Health is more than just healthcare. It also has to do with where we live, work, learn, worship, play, and grow. In other words, our health is affected by place. And in a given place, we have choices. The choices we have affect the choices we make. As we look at Cleveland's neighborhoods, it's clear that we have a lot of existing assets to be thankful for. But there is still much work to be done in creating equitable access to resources and opportunities so all of Cleveland's residents can lead healthy lives.

What do our Cleveland neighborhoods look like?

We can learn a lot from Cleveland census information.

The City Planning Commission provides Census information for the City of Cleveland. With data obtained from the U.S. Census Bureau, the Cleveland City Planning Commission re-organizes the data into 36 neighborhood areas. Click here to find out information about the people that make up your neighborhood and how it has changed over time. Click here to view fact sheets broken down by neighborhood.

We can learn a lot by looking at existing community assets.

In blending the work of the Active Living Committee with City Planning Commission ward maps, we've developed this "HEAL map" info-graphic below so you can see healthy eating and active living resources in your community. The maps include community gardens, recreation centers, parks, bikeways, schools, YMCAs, Boys and Girls Clubs, libraries, retail food establishments, and more. The maps also show the races and ethnicities that make up your neighborhoods.

Please note: If you click on a map for a given ward, you will need to download it and view it at 100% to appreciate the detailed information contained in the map.

What can we do to create healthy neighborhoods?

We must be thoughtful in our "place-making."

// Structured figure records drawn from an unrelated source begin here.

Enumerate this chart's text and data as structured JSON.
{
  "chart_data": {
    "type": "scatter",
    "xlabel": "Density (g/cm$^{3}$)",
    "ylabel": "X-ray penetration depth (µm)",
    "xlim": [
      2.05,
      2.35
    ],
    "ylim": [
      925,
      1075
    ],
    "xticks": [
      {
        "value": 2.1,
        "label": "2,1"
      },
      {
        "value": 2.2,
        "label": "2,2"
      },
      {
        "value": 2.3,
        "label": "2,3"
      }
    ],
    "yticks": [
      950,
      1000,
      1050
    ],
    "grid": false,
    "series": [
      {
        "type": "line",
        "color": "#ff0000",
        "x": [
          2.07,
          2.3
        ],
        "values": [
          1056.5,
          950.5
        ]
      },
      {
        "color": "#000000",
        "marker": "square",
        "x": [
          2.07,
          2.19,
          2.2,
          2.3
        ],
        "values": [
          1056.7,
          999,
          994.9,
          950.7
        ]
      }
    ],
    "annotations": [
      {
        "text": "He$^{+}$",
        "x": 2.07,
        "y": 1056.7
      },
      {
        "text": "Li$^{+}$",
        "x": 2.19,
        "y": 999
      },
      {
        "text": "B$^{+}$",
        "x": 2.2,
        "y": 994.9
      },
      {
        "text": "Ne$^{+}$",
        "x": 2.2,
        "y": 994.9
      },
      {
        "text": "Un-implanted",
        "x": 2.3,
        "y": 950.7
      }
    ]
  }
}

By way of example, the Cleveland City Planning Commission uses a tool called a Health Impact Assessment (HIA) "to investigate and recommend approaches to neighborhood planning and development that enable healthier and more active living." These assessments involve the input of community members who, with the rest of a project team, identify health needs in their communities and how those health needs can be addressed through the way their communities are designed.